Culture
Najib Refaif à la recherche du «temps marocain»
«Un temps marocain» est la compilation de chroniques de l’auteur et journaliste Najib Refaif, originalement publiées dans «La Vie éco» et «Le Courrier de l’Atlas», sur une période de plus ou moins vingt ans. L’ouvrage, paru chez Virgule Editions, esquisse un Maroc effervescent, entre moments clés de l’histoire et histoires du quotidien anonyme.

Vous n’avez qu’à tourner ces modestes pages pour tomber sur la dernière chronique de Najib Refaif. Car à La Vie éco, l’auteur a dédié, depuis deux décennies déjà, ses plus belles partitions, composées au gré de l’éphémère. Chroniqueur de talent et «prospecteur humaniste et libéral de la meilleure eau», comme le décrit si bien le doyen des journalistes Abdallah Stouky, Najib Refaif a su donner des dimensions nouvelles à des faits divers sans relief et des actualités plates, qui buzzent plus qu’elles ne mordent. Un don qu’il s’est retenu de distiller ailleurs que dans les colonnes de notre hebdomadaire. C’est sans doute ce qui explique la richesse du contenu de la rubrique, aujourd’hui rassemblé en livre. Nous ne dirons, d’ailleurs, pas mieux que le poète et essayiste Léon-Paul Fargue qui décrit la chronique comme «l’art de ne rien dire à propos de tout, de tout dire à propos de rien. Une tache d’encre qui aurait une âme… un bouquet de lieux communs passés au tamis». C’est exactement cette visite guidée dans les lieux communs, avec un regard nouveau et une culture balèze, que nous offre l’auteur lorsqu’il aborde ses sujets de prédilection. C’est à dire l’intellectuel, entre ses silences et ses soubresauts, l’inculture érigée en valeur, l’ignorance sacrée du religieux, la vérité au temps du buzz, la pluie, le beau temps, les tons de la beauté chaque fois que le permet la laideur, la politique et ses affres, le bonheur et ses raisons que la raison ignore, mais royalement…
Citer n’est pas tromper
Pour fabriquer une bonne chronique, l’anecdote et l’humeur sont des ingrédients clés. Mais d’autres éléments s’imposent : une logique infaillible, de la suite dans les idées, de la réactivité non réactionnaire et un sens esthétique élevé qui ne peut que rayonner en présence d’une dose d’humour et de malice. Tout cela ne saurait fermenter sans une base épaisse de culture générale. Et pour cela, on peut compter sur Najib Refaif qui est un lecteur en série, amoureux des bons mots et du bon sens.
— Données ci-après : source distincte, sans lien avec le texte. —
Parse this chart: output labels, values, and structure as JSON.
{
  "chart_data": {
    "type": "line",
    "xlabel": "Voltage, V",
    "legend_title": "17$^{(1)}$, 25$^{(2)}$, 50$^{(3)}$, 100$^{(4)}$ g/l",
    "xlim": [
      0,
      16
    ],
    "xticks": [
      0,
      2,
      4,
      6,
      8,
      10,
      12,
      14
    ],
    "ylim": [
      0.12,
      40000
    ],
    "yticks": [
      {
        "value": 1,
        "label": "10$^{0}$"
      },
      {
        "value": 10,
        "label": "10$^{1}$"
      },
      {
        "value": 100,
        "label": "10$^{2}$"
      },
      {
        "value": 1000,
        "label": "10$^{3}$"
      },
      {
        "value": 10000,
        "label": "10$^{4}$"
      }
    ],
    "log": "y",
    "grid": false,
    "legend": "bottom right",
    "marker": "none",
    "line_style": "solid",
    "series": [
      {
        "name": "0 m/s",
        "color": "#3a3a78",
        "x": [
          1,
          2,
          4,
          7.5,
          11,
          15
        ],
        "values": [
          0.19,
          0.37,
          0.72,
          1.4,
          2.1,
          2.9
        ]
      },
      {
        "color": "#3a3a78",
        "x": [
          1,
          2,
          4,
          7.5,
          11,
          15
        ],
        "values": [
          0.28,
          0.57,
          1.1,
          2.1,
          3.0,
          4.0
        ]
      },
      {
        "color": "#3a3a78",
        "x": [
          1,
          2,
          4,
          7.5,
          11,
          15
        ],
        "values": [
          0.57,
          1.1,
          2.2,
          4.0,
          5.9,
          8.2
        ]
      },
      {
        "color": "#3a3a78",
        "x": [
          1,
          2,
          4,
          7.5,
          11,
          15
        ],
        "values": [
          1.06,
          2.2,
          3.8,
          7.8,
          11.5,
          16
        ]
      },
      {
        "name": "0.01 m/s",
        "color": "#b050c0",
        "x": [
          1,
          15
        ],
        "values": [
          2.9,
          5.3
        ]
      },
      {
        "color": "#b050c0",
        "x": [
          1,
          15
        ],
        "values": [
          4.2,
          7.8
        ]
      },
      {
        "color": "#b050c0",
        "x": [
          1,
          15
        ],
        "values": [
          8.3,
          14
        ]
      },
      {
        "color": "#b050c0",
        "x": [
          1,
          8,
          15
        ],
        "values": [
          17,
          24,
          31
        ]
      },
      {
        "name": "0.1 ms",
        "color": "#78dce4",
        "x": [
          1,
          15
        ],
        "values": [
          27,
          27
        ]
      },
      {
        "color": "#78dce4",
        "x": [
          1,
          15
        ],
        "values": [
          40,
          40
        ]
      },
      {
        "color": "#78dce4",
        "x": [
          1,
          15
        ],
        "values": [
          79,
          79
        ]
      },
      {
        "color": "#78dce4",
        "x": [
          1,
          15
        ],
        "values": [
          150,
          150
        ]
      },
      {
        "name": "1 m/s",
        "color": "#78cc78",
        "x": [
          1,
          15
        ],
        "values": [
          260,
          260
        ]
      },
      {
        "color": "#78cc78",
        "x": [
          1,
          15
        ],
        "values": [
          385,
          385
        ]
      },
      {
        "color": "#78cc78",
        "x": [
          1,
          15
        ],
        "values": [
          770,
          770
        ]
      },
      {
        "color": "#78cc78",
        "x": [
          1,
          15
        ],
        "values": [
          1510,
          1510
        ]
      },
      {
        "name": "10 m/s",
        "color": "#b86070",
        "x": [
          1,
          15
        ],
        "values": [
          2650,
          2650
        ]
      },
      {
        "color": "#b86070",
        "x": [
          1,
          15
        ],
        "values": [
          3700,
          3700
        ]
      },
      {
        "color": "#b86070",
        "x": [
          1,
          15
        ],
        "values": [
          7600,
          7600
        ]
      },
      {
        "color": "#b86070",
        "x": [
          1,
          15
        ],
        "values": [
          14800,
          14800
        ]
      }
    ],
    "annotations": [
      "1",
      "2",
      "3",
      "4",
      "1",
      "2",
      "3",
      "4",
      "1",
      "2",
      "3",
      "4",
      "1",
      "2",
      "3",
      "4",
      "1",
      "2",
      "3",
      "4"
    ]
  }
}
Dans la préface du livre, Abdallah Stouky met d’ailleurs l’accent sur «le tissu citatif et le recours aux magnifiques extraits poétiques» qui dénote justement de la richesse des lectures de l’auteur. Lesquelles lectures reviennent sans cesse, non pour faire bonne figure, mais pour corroborer le sens recherché et surtout trouvé dans chaque chronique. On entend presque l’auteur converser avec son tas d’amis imaginaires auxquels il s’est lié par la voie de la lecture. Et bien qu’on s’y perdrait presque parfois à chercher le pourquoi du comment du recours à une citation, on finit toujours par trouver le lien entre une maxime de Confucius et un papier sur le foot, d’un aphorisme de Cioran et de la folie de l’Etat Islamique, ou d’une phrase d’Aragon et le rite de circoncision.
En beaux mots
La liberté dont jouissait (et jouit toujours) Abdellah Najib Refaif dans les colonnes de La Vie éco lui a permis de glisser, parmi ses chroniques, des textes qui, fictifs ou pas, ont toute la beauté et la littéralité dont peut s’enorgueillir le genre de la nouvelle. Cette beauté s’illustre particulièrement dans des textes racontant des histoires banales de parfaits inconnus, que la grande Histoire ignore superbement, et qui s’évanouissent dans le quotidien des faits divers et autres buzzs. Un pêcheur solitaire, rêveur sans culture, un cordonnier misanthrope qui n’a d’ami qu’un homme pieux et la bouteille, une confrérie de navetteurs solitaires ou une cantatrice à Balima… Contrairement à nous autres journalistes, «historiens du présent, à tort ou à raison» comme il nous décrit, le chroniqueur s’attarde avec la même attention sur les aspects ordinaires que sur l’actualité majeure. Il y prend le plaisir de se proclamer historien des gens de peu, des gens de rien. Le style y est plus poétique, la verve féconde, de la trempe de ceux qu’il cite sans cesse, avec admirationn f.m.